Q. Setting aside the merits of the $700 billion bailout of the nation’s financial industry, do you support increased government oversight and bolstered regulation of the financial services industry over the longer term? If so, should those include increased restrictions on salaries of executives whose companies share benefits of the bailout?

Summers: As we have seen over the past several weeks, the greed and excess of a few has cost all of us – and we may be footing the bill to the tune of $700 billion. Given these circumstances, the government must perform stringent oversight on the financial services industry, and particularly on the bailout.

While this may require new regulations, the Congress needs to do a better job of enforcing existing regulations, so that we are never again caught up in a mess of this magnitude.

I also support restricting the benefit and severance packages that executives from these bailout firms receive. People are angry about the situation, and the Congress must channel their frustration by providing proper and thorough oversight of our financial system.

Pingree: I’ve called for increased regulation and oversight of the financial services industry. The anything-goes climate that the Bush administration has helped create a crisis that threatens our entire economy. Wall Street has put far too much money into risky, wasteful schemes like credit default swaps and not enough money into productive investments that create jobs for the rest of us.

Not only do I favor tighter government oversight and a salary cap for executives, but I am also glad to see that the FBI has begun an investigation into the Wall Street companies involved in this crisis, and I fully support congressional hearings to expose the people responsible for this mess. Individuals found guilty of fraud should go to jail.

Q. A Commonwealth Fund survey suggests that nine of 10 adults consider health care reform a top national campaign issue. As a way to achieve universal health care coverage, would you support a government single-payer role? Why or why not?

Summers: This next Congress has to be the Congress that finally makes progress toward fixing health care. The biggest problems facing people are accessibility and affordability.

The answer to our nation’s skyrocketing health care costs is not to implement a big government-run, single-payer health care system. Instead, we need patient-centered reform that allows for more individual choice. Study after study shows that small-business owners want to offer their employees health insurance, but they simply cannot afford to.

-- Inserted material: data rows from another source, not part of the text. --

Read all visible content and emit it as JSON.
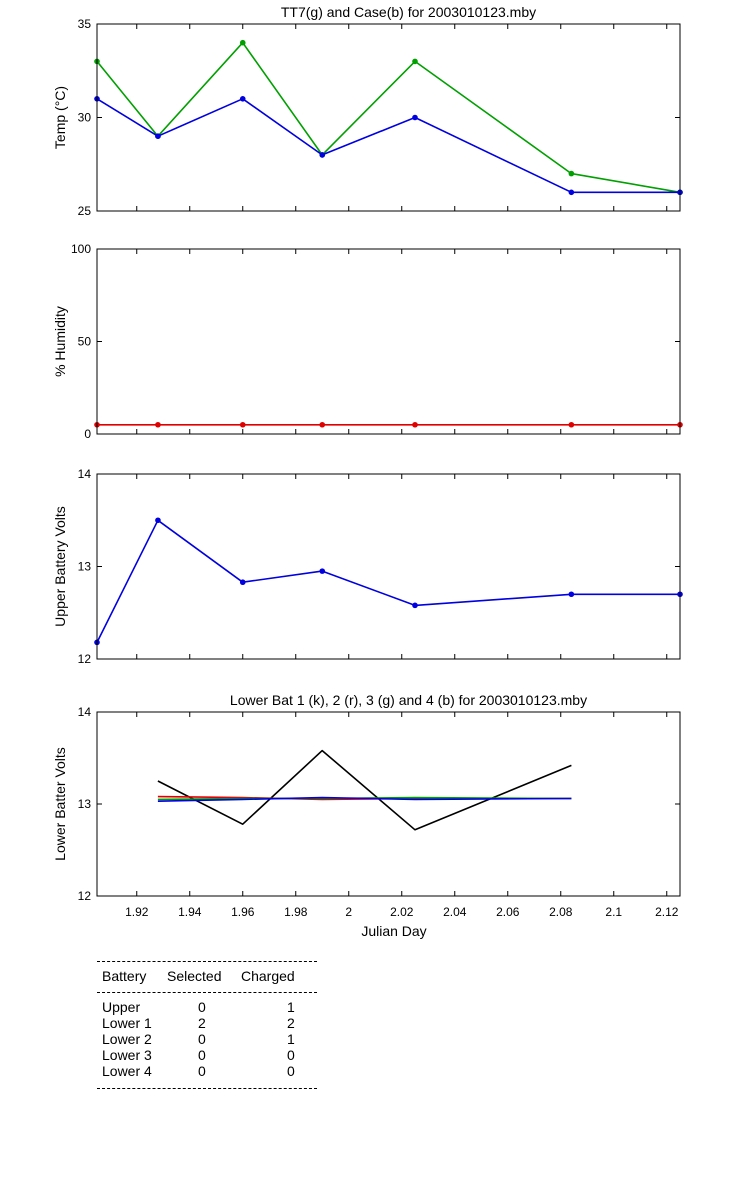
{
  "chart_data": [
    {
      "type": "line",
      "title": "TT7(g) and Case(b) for 2003010123.mby",
      "xlabel": "",
      "ylabel": "Temp  (°C)",
      "xlim": [
        1.905,
        2.125
      ],
      "ylim": [
        25,
        35
      ],
      "yticks": [
        "25",
        "30",
        "35"
      ],
      "grid": false,
      "series": [
        {
          "color": "#00a000",
          "markers": true,
          "x": [
            1.905,
            1.928,
            1.96,
            1.99,
            2.025,
            2.084,
            2.125
          ],
          "y": [
            33,
            29,
            34,
            28,
            33,
            27,
            26
          ]
        },
        {
          "color": "#0000e0",
          "markers": true,
          "x": [
            1.905,
            1.928,
            1.96,
            1.99,
            2.025,
            2.084,
            2.125
          ],
          "y": [
            31,
            29,
            31,
            28,
            30,
            26,
            26
          ]
        }
      ]
    },
    {
      "type": "line",
      "title": "",
      "xlabel": "",
      "ylabel": "% Humidity",
      "xlim": [
        1.905,
        2.125
      ],
      "ylim": [
        0,
        100
      ],
      "yticks": [
        "0",
        "50",
        "100"
      ],
      "grid": false,
      "series": [
        {
          "color": "#e00000",
          "markers": true,
          "x": [
            1.905,
            1.928,
            1.96,
            1.99,
            2.025,
            2.084,
            2.125
          ],
          "y": [
            5,
            5,
            5,
            5,
            5,
            5,
            5
          ]
        }
      ]
    },
    {
      "type": "line",
      "title": "",
      "xlabel": "",
      "ylabel": "Upper Battery Volts",
      "xlim": [
        1.905,
        2.125
      ],
      "ylim": [
        12,
        14
      ],
      "yticks": [
        "12",
        "13",
        "14"
      ],
      "grid": false,
      "series": [
        {
          "color": "#0000e0",
          "markers": true,
          "x": [
            1.905,
            1.928,
            1.96,
            1.99,
            2.025,
            2.084,
            2.125
          ],
          "y": [
            12.18,
            13.5,
            12.83,
            12.95,
            12.58,
            12.7,
            12.7
          ]
        }
      ]
    },
    {
      "type": "line",
      "title": "Lower Bat 1 (k), 2 (r), 3 (g) and 4 (b) for 2003010123.mby",
      "xlabel": "Julian Day",
      "ylabel": "Lower Batter Volts",
      "xlim": [
        1.905,
        2.125
      ],
      "ylim": [
        12,
        14
      ],
      "yticks": [
        "12",
        "13",
        "14"
      ],
      "xticks": [
        "1.92",
        "1.94",
        "1.96",
        "1.98",
        "2",
        "2.02",
        "2.04",
        "2.06",
        "2.08",
        "2.1",
        "2.12"
      ],
      "xtick_values": [
        1.92,
        1.94,
        1.96,
        1.98,
        2.0,
        2.02,
        2.04,
        2.06,
        2.08,
        2.1,
        2.12
      ],
      "grid": false,
      "series": [
        {
          "color": "#000000",
          "markers": false,
          "x": [
            1.928,
            1.96,
            1.99,
            2.025,
            2.084
          ],
          "y": [
            13.25,
            12.78,
            13.58,
            12.72,
            13.42
          ]
        },
        {
          "color": "#e00000",
          "markers": false,
          "x": [
            1.928,
            1.96,
            1.99,
            2.025,
            2.084
          ],
          "y": [
            13.08,
            13.07,
            13.05,
            13.06,
            13.06
          ]
        },
        {
          "color": "#00a000",
          "markers": false,
          "x": [
            1.928,
            1.96,
            1.99,
            2.025,
            2.084
          ],
          "y": [
            13.05,
            13.06,
            13.06,
            13.07,
            13.06
          ]
        },
        {
          "color": "#0000e0",
          "markers": false,
          "x": [
            1.928,
            1.96,
            1.99,
            2.025,
            2.084
          ],
          "y": [
            13.03,
            13.05,
            13.07,
            13.05,
            13.06
          ]
        }
      ]
    }
  ],
  "battery_table": {
    "headers": [
      "Battery",
      "Selected",
      "Charged"
    ],
    "rows": [
      {
        "battery": "Upper",
        "selected": "0",
        "charged": "1"
      },
      {
        "battery": "Lower 1",
        "selected": "2",
        "charged": "2"
      },
      {
        "battery": "Lower 2",
        "selected": "0",
        "charged": "1"
      },
      {
        "battery": "Lower 3",
        "selected": "0",
        "charged": "0"
      },
      {
        "battery": "Lower 4",
        "selected": "0",
        "charged": "0"
      }
    ]
  }
}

I would introduce legislation to expand access to health care through small-business health plans, which allow firms to pool together across state lines so that their employees may select the best health insurance plan for them and their family at a lower cost.

Additionally, to lower the cost burden to the individual, I would introduce a bill to make the cost of health care 100 percent tax-deductible for all Americans. These two steps, while not a silver bullet, would move our debate on health care forward.

Pingree: Everywhere I go in the 1st District, I hear people’s stories about their struggles to access the health care system. People often tell me that they have two or three jobs and would be making it if it weren’t for medical expenses or insurance premiums that are out of reach. And even people who have insurance are finding that out-of-pocket expenses are becoming unaffordable. Clearly, something needs to be done.

I would vote for a single-payer system like HR 676, a bill currently in Congress that has over 90 co-sponsors. However, I understand that there is more than one way to achieve universal health care and am open to working on a compromise plan.

For me, the bottom line is this: We can no longer be content making small changes along the edges of our health care system – we need significant, large-scale reform so every American has access to quality, affordable health care. If we have a Democrat in the White House and large majorities in Congress, and we don’t enact significant health care reform, we don’t deserve to govern.